The performances are uniformly excellent. Hatami and Mossafa have such an effortless chemistry that one can only respond to the news they married a few years after making the movie with "Of course." Hatami, who got her major breakthrough with the film, is magnetic, and not just because she's one of the most beautiful women I've ever seen. She's capable of owning the film after her character completely changes and mires herself in a situation that could invite audience scorn. With a less talented actress, the crowd might have turned on the film, but Hatami modulates the character's progression, making her ossifying emotions believable and heartbreaking. Hatami reminds me of Amy Acker, not only in a surprising physical resemblance but in acting styles: Hatami isn't playing Leila, isn't going through some motions to boost her profile. That she shares her name with her character clues us in, but she simply is Leila. She finds the basic emotional purity in complicated narrative progression and wrings gulfs of meaning from the simplest actions.
Hatami carries the film, but the supporting players do their part.

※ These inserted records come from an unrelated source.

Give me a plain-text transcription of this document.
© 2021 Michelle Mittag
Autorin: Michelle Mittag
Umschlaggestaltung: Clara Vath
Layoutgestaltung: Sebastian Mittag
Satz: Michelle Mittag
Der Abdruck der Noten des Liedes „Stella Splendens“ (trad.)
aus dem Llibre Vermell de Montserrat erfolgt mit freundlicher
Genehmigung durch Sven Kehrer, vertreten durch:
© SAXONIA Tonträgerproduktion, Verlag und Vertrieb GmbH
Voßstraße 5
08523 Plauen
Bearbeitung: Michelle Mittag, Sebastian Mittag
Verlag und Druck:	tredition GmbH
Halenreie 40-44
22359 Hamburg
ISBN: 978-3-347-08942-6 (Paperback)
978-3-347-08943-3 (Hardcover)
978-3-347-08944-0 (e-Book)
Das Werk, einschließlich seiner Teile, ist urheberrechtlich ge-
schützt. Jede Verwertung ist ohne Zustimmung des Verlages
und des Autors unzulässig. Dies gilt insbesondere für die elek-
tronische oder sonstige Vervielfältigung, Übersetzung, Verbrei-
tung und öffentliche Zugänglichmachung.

Sheikhi is one of the great understated villains, capable of destroying opposition through mere suggestion. I half-expected her to throw an arm around Cassio and proclaim reassuringly "'Tis a night of revels!" in-between her protracted warfare on Leila. Also memorable was Mohamed Sharifinia as Leila's uncle, a boisterous, overconfident but lovable goof whose constant butting in belies the strategy behind his intrusion: he makes the situation about himself to distract the constant scrutiny from Leila and Reza. He, like everyone else in the film, is a person, not a character written to be the quirky comic relief.
While I will not reveal exactly what happens at the end, I cannot hold back the immense sadness I felt when Leila stopped. Iranian film, by virtue of the travails inflicted upon it by repressive government authority, carries innate political qualities, or maybe that's just the expectation. At the start of the film, Leila and Reza were such a pure couple that I not only wished them happiness but projected onto them a hope for Iran's future. Then the world collapses on them, and the social implications fall to the wayside to make room for the full horror of a loving couple unwittingly imploding through the warped displays of that love. Whatever deeper meanings lie within the film, Leila works directly, the acting and the inevitability of the direction and pacing suffocating the initial burst of joy until it turns purple and goes limp. It makes the confused commitment of Breaking the Waves seem childish in comparison.